Not at all like Lend Lease in WWII:
Not an alliance
The Entente, unlike the Triple Alliance and the Franco-Russian Alliance, was not an alliance of mutual defense and so Britain was free to make its own foreign policy decisions in 1914. As British Foreign Office Official Eyre Crowe minuted, "The fundamental fact, of course, is that the Entente is not an alliance. For purposes of ultimate emergencies, it may be found to have no substance at all. For the Entente is nothing more than a frame of mind, a view of general policy which is shared by the governments of two countries, but which may be, or become, so vague as to lose all content".
The entente in operation
The coming into being of the entente did not necessarily fix a permanent division into two opposing power blocs.

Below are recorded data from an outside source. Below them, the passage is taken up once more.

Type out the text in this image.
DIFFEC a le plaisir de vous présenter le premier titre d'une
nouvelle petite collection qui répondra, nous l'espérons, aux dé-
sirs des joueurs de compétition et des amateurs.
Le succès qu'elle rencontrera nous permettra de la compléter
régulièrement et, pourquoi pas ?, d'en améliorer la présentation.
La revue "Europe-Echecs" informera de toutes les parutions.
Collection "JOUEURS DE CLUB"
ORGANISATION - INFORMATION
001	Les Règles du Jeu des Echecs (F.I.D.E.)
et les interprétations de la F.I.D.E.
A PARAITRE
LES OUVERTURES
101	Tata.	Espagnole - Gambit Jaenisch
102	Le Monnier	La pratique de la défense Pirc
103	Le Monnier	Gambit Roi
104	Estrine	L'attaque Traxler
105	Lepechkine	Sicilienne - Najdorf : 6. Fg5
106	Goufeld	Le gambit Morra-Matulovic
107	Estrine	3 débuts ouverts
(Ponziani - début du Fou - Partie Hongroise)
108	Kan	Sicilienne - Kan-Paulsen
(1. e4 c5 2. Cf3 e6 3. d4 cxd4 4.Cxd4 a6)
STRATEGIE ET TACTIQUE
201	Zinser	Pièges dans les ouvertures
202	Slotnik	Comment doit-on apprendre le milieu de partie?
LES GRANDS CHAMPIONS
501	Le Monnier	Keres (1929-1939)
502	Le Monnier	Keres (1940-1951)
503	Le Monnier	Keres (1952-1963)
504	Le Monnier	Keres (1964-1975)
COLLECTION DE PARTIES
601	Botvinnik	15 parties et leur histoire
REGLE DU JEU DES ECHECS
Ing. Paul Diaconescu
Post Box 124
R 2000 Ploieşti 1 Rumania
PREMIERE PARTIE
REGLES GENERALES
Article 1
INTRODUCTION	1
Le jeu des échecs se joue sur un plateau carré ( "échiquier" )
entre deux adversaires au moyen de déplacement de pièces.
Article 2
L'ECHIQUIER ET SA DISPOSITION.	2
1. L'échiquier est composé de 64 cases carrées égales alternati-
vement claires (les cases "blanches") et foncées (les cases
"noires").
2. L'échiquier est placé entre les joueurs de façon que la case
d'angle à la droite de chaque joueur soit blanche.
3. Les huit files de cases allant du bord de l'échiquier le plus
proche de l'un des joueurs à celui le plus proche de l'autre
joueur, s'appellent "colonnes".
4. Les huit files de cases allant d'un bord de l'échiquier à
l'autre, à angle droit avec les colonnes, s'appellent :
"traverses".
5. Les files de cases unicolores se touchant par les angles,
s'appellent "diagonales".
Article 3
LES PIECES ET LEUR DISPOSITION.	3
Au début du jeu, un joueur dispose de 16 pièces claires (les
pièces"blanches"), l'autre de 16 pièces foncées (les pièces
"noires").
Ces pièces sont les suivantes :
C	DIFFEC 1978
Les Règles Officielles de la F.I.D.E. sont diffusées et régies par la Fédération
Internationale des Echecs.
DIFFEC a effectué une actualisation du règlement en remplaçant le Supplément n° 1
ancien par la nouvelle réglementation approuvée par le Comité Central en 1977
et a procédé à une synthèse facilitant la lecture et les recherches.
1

The situation remained flexible.[21] The alignment of the Russian Empire with Europe's two largest power centres was controversial on both sides. Many Russian conservatives distrusted the secular French and recalled British past diplomatic manoeuvres to block Russian influence in the Near East. In turn, prominent French and British journalists, academics, and parliamentarians found the reactionary tsarist regime distasteful. Mistrust persisted even during wartime, with British and French politicians expressing relief when Tsar Nicholas II abdicated and was replaced by the Russian Provisional Government after the February Revolution in 1917. An offer of political asylum for the Romanovs was even withdrawn by the British king for fear of popular reaction.[22] Also, France never brought up the subject of asylum with the deposed tsar.